Once upon a time, the romance of Victorian poets Elizabeth Barrett and Robert Browning was one of the world’s most celebrated love stories, although today it’s a tale that only English majors with a particular interest in the 19th century are likely to know well. The Barretts of Wimpole Street (1934), adapted from the play by Rudolph Besier, takes the usual poetic license with history, but it’s a lovely vision, nonetheless, with strong performances from Norma Shearer and Fredric March as the literary lovers. Viewers don’t really need to know anything about the poets to appreciate the elegant costumes, the tender love scenes, or the striking depiction of Victorian domestic dysfunction, but those well-versed in the works of both Barrett and Browning are likely to enjoy the film that much more.

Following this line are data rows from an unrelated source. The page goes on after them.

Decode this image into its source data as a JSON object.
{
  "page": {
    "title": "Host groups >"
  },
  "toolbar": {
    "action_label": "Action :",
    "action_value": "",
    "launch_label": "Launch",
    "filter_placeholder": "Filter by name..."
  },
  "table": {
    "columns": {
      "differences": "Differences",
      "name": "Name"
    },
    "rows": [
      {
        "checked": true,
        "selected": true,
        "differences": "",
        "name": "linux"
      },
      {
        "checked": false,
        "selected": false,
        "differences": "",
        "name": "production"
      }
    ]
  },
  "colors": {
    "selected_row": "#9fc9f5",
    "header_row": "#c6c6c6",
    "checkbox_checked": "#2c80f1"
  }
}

Memorable appearances by Charles Laughton, Maureen O’Sullivan, and Una O’Connor will give classic movie fans a particular thrill, as well.
Norma Shearer plays celebrated poet Elizabeth Barrett, an invalid who lives at Wimpole Street with a large collection of siblings and their overbearing father, Edward (Charles Laughton). The younger Barretts live in fear of Edward, who refuses to let any of them marry, and even Elizabeth, his favorite, shrinks from his relentless control. Strong-willed Henrietta (Maureen O’Sullivan) engages in a forbidden romance that enrages her father, but his ire is even greater when he suspects that Elizabeth has more than platonic feelings for the energetic young poet, Robert Browning (Fredric March).
Shearer embodies Barrett’s intelligence and frailty beautifully, and she looks fabulous in the sumptuous period gowns and the poet’s signature curls. Her performance earned her an Oscar nomination for Best Actress, the fourth of her career. Fredric March makes an excellent foil to her languid lady with his boundless energy and enthusiasm; he dashes into the room at their first meeting, an irresistible force determined to pull Elizabeth into life and love despite her own misgivings. The two talk of poetry briefly, invoking Browning’s early work, Sordello, in particular, but their later conversations turn almost entirely to affairs of the heart. That reluctance to be literary might be one of the film’s real weaknesses, since it denies uninitiated viewers a chance to figure out what these two poets are actually famous for, and it seems a shame that Barrett’s “How Do I Love Thee?” never gets an airing, since it was first written during the period that the film chronicles.
The supporting players fill the Wimpole Street house with well-defined characters who help to shape the lovers’ story in one way or another. Charles Laughton offers a compelling argument for patricide in his portrayal of Edward; the incestuous nature of his obsession with Elizabeth spills out in one climactic scene, but throughout the entire film he makes the viewer’s skin crawl with his thick lips, pitiless religiosity, and absolute suffocation of his children. Maureen O’Sullivan, as Henrietta, gets several excellent scenes of rebellion against him; she’s less a saint than Elizabeth, but her fiery courage makes us root for her to escape her father’s clutches by any means necessary. (The real Henrietta Moulton-Barrett did eventually marry Surtees Cook, although her father immediately disinherited her.) The delightful Una O’Connor also makes a noteworthy contribution as Elizabeth’s maid, Wilson, who loves Elizabeth far more than she fears Edward.
In addition to the Best Actress nomination for Shearer, The Barretts of Wimpole Street also earned a nod for Best Picture, but it lost on both counts to the big winner of 1934, It Happened One Night. Director Sidney Franklin liked his film so much that he remade it in 1957 with Jennifer Jones as Elizabeth Barrett and Bill Travers as Robert Browning. See more of Norma Shearer in The Divorcee (1930), A Free Soul (1931), and The Women (1939), and catch Fredric March in Dr. Jekyll and Mr. Hyde (1931), A Star is Born (1937), and The Best Years of Our Lives (1946). The versatile but always brilliant Charles Laughton also stars in Island of Lost Souls (1932), The Private Life of Henry VIII (1933), and Witness for the Prosecution (1957). Look for Una O’Connor in The Bride of Frankenstein (1935) and The Adventures of Robin Hood (1939), and see quite a lot of Maureen O’Sullivan in Tarzan the Ape Man (1932) and its sequels.